Brevo is a multi-channel marketing platform that started as Sendinblue, an email marketing tool, before rebranding in 2023 to reflect its broader scope. Built for small and mid-market companies, it bundles email and SMS campaigns, transactional messaging, marketing automation, live chat, WhatsApp marketing, and a built-in CRM into one dashboard. The platform serves over 600,000 customers globally and reached unicorn status in 2025 with a $1 billion valuation. Brevo's strategy reflects a broader shift in SaaS: instead of competing on endless features, it positions itself as the anti-complexity platform — consolidating what used to require three or four tools into one beginner-friendly interface.

Key Takeaways

  • Offers a free tier with 300 emails per day, one of the most generous limits for testing or low-volume use.
  • Pricing is based on email volume rather than contact count, which can be cheaper for small lists.
  • Lower-tier plans rely on shared IP addresses, which can hurt deliverability if other senders abuse the pool.
  • Account suspensions can trigger at bounce rates above 2% or complaint rates over 0.2%, affecting list migrations.
  • Now a $1 billion company with growing traction among eCommerce brands and GDPR-conscious European businesses.

Key Features

Brevo's core strength is multi-channel campaign management without technical complexity. The platform includes drag-and-drop email and SMS editors, transactional email/SMS APIs for developers, and marketing automation workflows that connect actions across channels. Its built-in CRM handles contact management, deal tracking, and audience segmentation without requiring Salesforce or HubSpot. Recent additions include an AI-powered writing assistant for subject lines and body copy, a loyalty program builder for retention campaigns, and expanded messaging channels like WhatsApp, push notifications, and cloud-based phone calls. The platform integrates with WordPress, Shopify, WooCommerce, Salesforce, and other tools via plugins and APIs, making it relatively easy to drop into existing stacks.

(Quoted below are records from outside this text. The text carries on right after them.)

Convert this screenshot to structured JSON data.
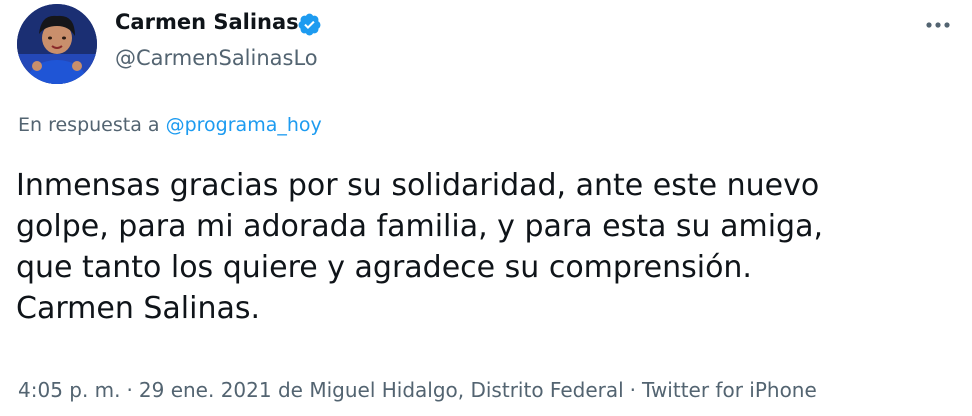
{
  "author": {
    "display_name": "Carmen Salinas",
    "username": "@CarmenSalinasLo",
    "verified_icon": "verified-badge-icon"
  },
  "reply": {
    "prefix": "En respuesta a",
    "mention": "@programa_hoy"
  },
  "tweet": {
    "lines": [
      "Inmensas gracias por su solidaridad, ante este nuevo",
      "golpe, para mi adorada familia, y para esta su amiga,",
      "que tanto los quiere y agradece su comprensión.",
      "Carmen Salinas."
    ]
  },
  "meta": {
    "time": "4:05 p. m.",
    "date": "29 ene. 2021",
    "location": "de Miguel Hidalgo, Distrito Federal",
    "source": "Twitter for iPhone",
    "separator": "·"
  },
  "icons": {
    "more": "more-horizontal-icon"
  },
  "colors": {
    "text_primary": "#0f1419",
    "text_secondary": "#536471",
    "accent": "#1d9bf0"
  }
}
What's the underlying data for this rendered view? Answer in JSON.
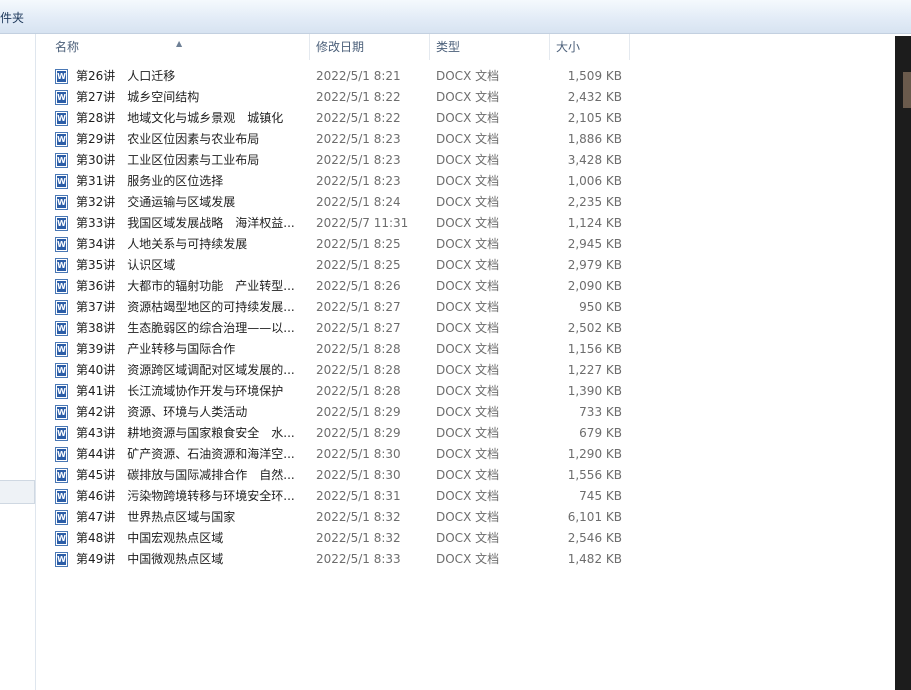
{
  "toolbar": {
    "label": "件夹"
  },
  "columns": {
    "name": "名称",
    "date": "修改日期",
    "type": "类型",
    "size": "大小",
    "sort_icon": "sort-ascending-icon"
  },
  "file_icon": "word-document-icon",
  "files": [
    {
      "name": "第26讲　人口迁移",
      "date": "2022/5/1 8:21",
      "type": "DOCX 文档",
      "size": "1,509 KB"
    },
    {
      "name": "第27讲　城乡空间结构",
      "date": "2022/5/1 8:22",
      "type": "DOCX 文档",
      "size": "2,432 KB"
    },
    {
      "name": "第28讲　地域文化与城乡景观　城镇化",
      "date": "2022/5/1 8:22",
      "type": "DOCX 文档",
      "size": "2,105 KB"
    },
    {
      "name": "第29讲　农业区位因素与农业布局",
      "date": "2022/5/1 8:23",
      "type": "DOCX 文档",
      "size": "1,886 KB"
    },
    {
      "name": "第30讲　工业区位因素与工业布局",
      "date": "2022/5/1 8:23",
      "type": "DOCX 文档",
      "size": "3,428 KB"
    },
    {
      "name": "第31讲　服务业的区位选择",
      "date": "2022/5/1 8:23",
      "type": "DOCX 文档",
      "size": "1,006 KB"
    },
    {
      "name": "第32讲　交通运输与区域发展",
      "date": "2022/5/1 8:24",
      "type": "DOCX 文档",
      "size": "2,235 KB"
    },
    {
      "name": "第33讲　我国区域发展战略　海洋权益...",
      "date": "2022/5/7 11:31",
      "type": "DOCX 文档",
      "size": "1,124 KB"
    },
    {
      "name": "第34讲　人地关系与可持续发展",
      "date": "2022/5/1 8:25",
      "type": "DOCX 文档",
      "size": "2,945 KB"
    },
    {
      "name": "第35讲　认识区域",
      "date": "2022/5/1 8:25",
      "type": "DOCX 文档",
      "size": "2,979 KB"
    },
    {
      "name": "第36讲　大都市的辐射功能　产业转型...",
      "date": "2022/5/1 8:26",
      "type": "DOCX 文档",
      "size": "2,090 KB"
    },
    {
      "name": "第37讲　资源枯竭型地区的可持续发展...",
      "date": "2022/5/1 8:27",
      "type": "DOCX 文档",
      "size": "950 KB"
    },
    {
      "name": "第38讲　生态脆弱区的综合治理——以...",
      "date": "2022/5/1 8:27",
      "type": "DOCX 文档",
      "size": "2,502 KB"
    },
    {
      "name": "第39讲　产业转移与国际合作",
      "date": "2022/5/1 8:28",
      "type": "DOCX 文档",
      "size": "1,156 KB"
    },
    {
      "name": "第40讲　资源跨区域调配对区域发展的...",
      "date": "2022/5/1 8:28",
      "type": "DOCX 文档",
      "size": "1,227 KB"
    },
    {
      "name": "第41讲　长江流域协作开发与环境保护",
      "date": "2022/5/1 8:28",
      "type": "DOCX 文档",
      "size": "1,390 KB"
    },
    {
      "name": "第42讲　资源、环境与人类活动",
      "date": "2022/5/1 8:29",
      "type": "DOCX 文档",
      "size": "733 KB"
    },
    {
      "name": "第43讲　耕地资源与国家粮食安全　水...",
      "date": "2022/5/1 8:29",
      "type": "DOCX 文档",
      "size": "679 KB"
    },
    {
      "name": "第44讲　矿产资源、石油资源和海洋空...",
      "date": "2022/5/1 8:30",
      "type": "DOCX 文档",
      "size": "1,290 KB"
    },
    {
      "name": "第45讲　碳排放与国际减排合作　自然...",
      "date": "2022/5/1 8:30",
      "type": "DOCX 文档",
      "size": "1,556 KB"
    },
    {
      "name": "第46讲　污染物跨境转移与环境安全环...",
      "date": "2022/5/1 8:31",
      "type": "DOCX 文档",
      "size": "745 KB"
    },
    {
      "name": "第47讲　世界热点区域与国家",
      "date": "2022/5/1 8:32",
      "type": "DOCX 文档",
      "size": "6,101 KB"
    },
    {
      "name": "第48讲　中国宏观热点区域",
      "date": "2022/5/1 8:32",
      "type": "DOCX 文档",
      "size": "2,546 KB"
    },
    {
      "name": "第49讲　中国微观热点区域",
      "date": "2022/5/1 8:33",
      "type": "DOCX 文档",
      "size": "1,482 KB"
    }
  ]
}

Brevo vs Mailchimp vs SendGrid

The choice between these three depends on where you sit in the marketing-to-developer spectrum. Mailchimp offers the most polished template library and advanced analytics but costs significantly more at scale. SendGrid dominates for transactional emails and enterprise deliverability, with deep API documentation and webhook support that developers prefer. Brevo lands in the middle: easier to use than SendGrid, more affordable than Mailchimp, and built for teams that need both marketing campaigns and transactional messaging in one place. Brevo's shared IP deliverability lags behind SendGrid's dedicated infrastructure, with Gmail inbox placement around 72% versus SendGrid's enterprise-grade routing. For teams hiring fractional marketing talent, Brevo signals a focus on speed and affordability over deep technical configuration.

Pricing and Plan Gotchas

Brevo's free tier allows 300 emails per day with unlimited contacts, which works for early-stage products or testing workflows. Paid plans start around $25/month and scale based on email volume rather than subscriber count. Advanced features like multi-step automation, landing page builders, and Facebook ad integration require Business or Enterprise plans, not the entry-level Starter tier. The shared IP issue becomes critical on lower plans: your deliverability is tied to the behavior of other senders in the pool, so even clean practices can result in spam folder placement if someone else abuses the system. Independent tests show roughly one in four emails landing in Gmail spam on shared IPs. For high-volume senders or businesses where inbox placement is revenue-critical, this makes Brevo's lower tiers risky.

The Consolidation Play

Brevo's path to unicorn status reflects a broader trend: businesses are exhausted by bloated tool stacks and increasingly willing to pay for simplicity over infinite customization. The company's acquisitions — WonderPush for mobile push, Octolis for customer data platform capabilities, Yodel.io for voice — are deliberate bets that mid-market companies want one vendor instead of five integrations. Their 2026 Smart Loyalty Guide, co-authored with marketing ops expert Scott Brinker, argues that traditional discount-driven loyalty programs are failing and that customer advocacy is replacing paid retention tactics. This is a direct challenge to how Mailchimp and Klaviyo approach retention. Brevo's bet is that teams will accept slightly less feature depth in exchange for not having to configure Zapier workflows between six tools.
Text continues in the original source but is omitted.